Bookmarked Comments on ClassDojo controversy (code acts in education)

The educational app ClassDojo has been the target of articles in several British newspapers. The Times reported on data privacy risks raised by the offshoring of UK student data to the US company–a story The Daily Mail re-reported. The Guardian then focused on ClassDojo promoting competition in classrooms. All three pieces have generated a stream of public comments. At the current time, there are 56 comments on the Mail piece, 78 at The Times, and 162 on The Guardian. I’ve been researching and writing about ClassDojo for a couple of years, on and off, and was asked some questions by The Times and The Guardian. So the content of the articles and the comments and tweets about them raise issues and questions worth their own commentary–a response to key points of controversy that also speak to wider issues  with the current expansion of educational technology across public education, policy and practice. ClassDojo has also now released its own response and reaffirmation of its privacy policy.

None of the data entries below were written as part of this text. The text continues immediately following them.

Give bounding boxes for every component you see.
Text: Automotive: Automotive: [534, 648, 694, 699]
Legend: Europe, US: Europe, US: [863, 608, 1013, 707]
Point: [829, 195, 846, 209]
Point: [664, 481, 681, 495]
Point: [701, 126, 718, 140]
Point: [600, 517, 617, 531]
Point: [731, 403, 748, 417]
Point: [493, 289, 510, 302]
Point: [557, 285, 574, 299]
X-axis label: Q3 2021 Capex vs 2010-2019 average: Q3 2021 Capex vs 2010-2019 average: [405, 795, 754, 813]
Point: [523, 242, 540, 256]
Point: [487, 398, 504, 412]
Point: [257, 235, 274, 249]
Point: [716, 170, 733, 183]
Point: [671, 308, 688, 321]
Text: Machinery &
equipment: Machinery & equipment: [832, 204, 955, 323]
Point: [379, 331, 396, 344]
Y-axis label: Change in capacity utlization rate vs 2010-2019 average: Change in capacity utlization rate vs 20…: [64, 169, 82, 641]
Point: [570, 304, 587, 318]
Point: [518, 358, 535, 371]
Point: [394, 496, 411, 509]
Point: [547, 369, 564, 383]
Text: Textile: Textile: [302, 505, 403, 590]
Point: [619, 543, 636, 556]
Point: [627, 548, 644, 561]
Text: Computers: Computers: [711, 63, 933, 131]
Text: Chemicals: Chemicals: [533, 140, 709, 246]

Ben Williamson addresses a number of questions leveled at Class Dojo, especially in light of the current concern around data. One of the points that he makes that really stuck out was the notion of ‘sensitive data’. Often this is defined by privacy, however as Williamson explains the collection of data over time actually has the potential to turn the seemingly arbitrary into sensitive data.

ClassDojo has been dealing with privacy concerns since its inception, and it has well-rehearsed responses. Its reply to The Times was: ‘No part of our mission requires the collection of sensitive information, so we don’t collect any. … We don’t ask for or receive any other information [such as] gender, no email, no phone number, no home address.’ But this possibly misses the point. The ‘sensitive information’ contained in ClassDojo is the behavioural record built up from teachers tapping reward points into the app.

Williamson does however close with a warning, that with GDPR coming in, ‘data danger’ is quickly becoming its own genre:

The risks of ‘data-danger’ for children reported in the articles about ClassDojo doubtless need to be viewed through the wider lens of media interest in social media data misuses following the Facebook/Cambridge Analytica scandal. This presents opportunities and challenges. It’s an opportunity to raise awareness and perhaps prompt efforts to tighten up student privacy and data protection, where necessary, as GDPR comes into force. ClassDojo’s response to the controversy raised by the press confirmed it was working on GDPR compliance and would update its privacy policy accordingly. Certainly 2018 is shaping up as a year of public awareness about uses and misuses of personal data. It’s a challenge too, though, as media coverage tends to stir up overblown fears that risk obscuring the reality, and that may then easily be dismissed as paranoid conspiracy theorizing. It’s important to approach ed-tech apps like ClassDojo–and all the rest–cautiously and critically, but to be careful not to get swept up in media-enhanced public outrage.

4 responses on “📑 Comments on ClassDojo controversy”

  1. Ben, I wonder how we can have a meaningful conversation about data, without it becoming cliched or hysterical, a point that you close with. I have been reflecting on this lately, concerned that there is a divided developing. Does it start with critical self-reflection or is this not enough? Is it more systemic, at a GDPR level? Still working through your book (for a second time). So many questions.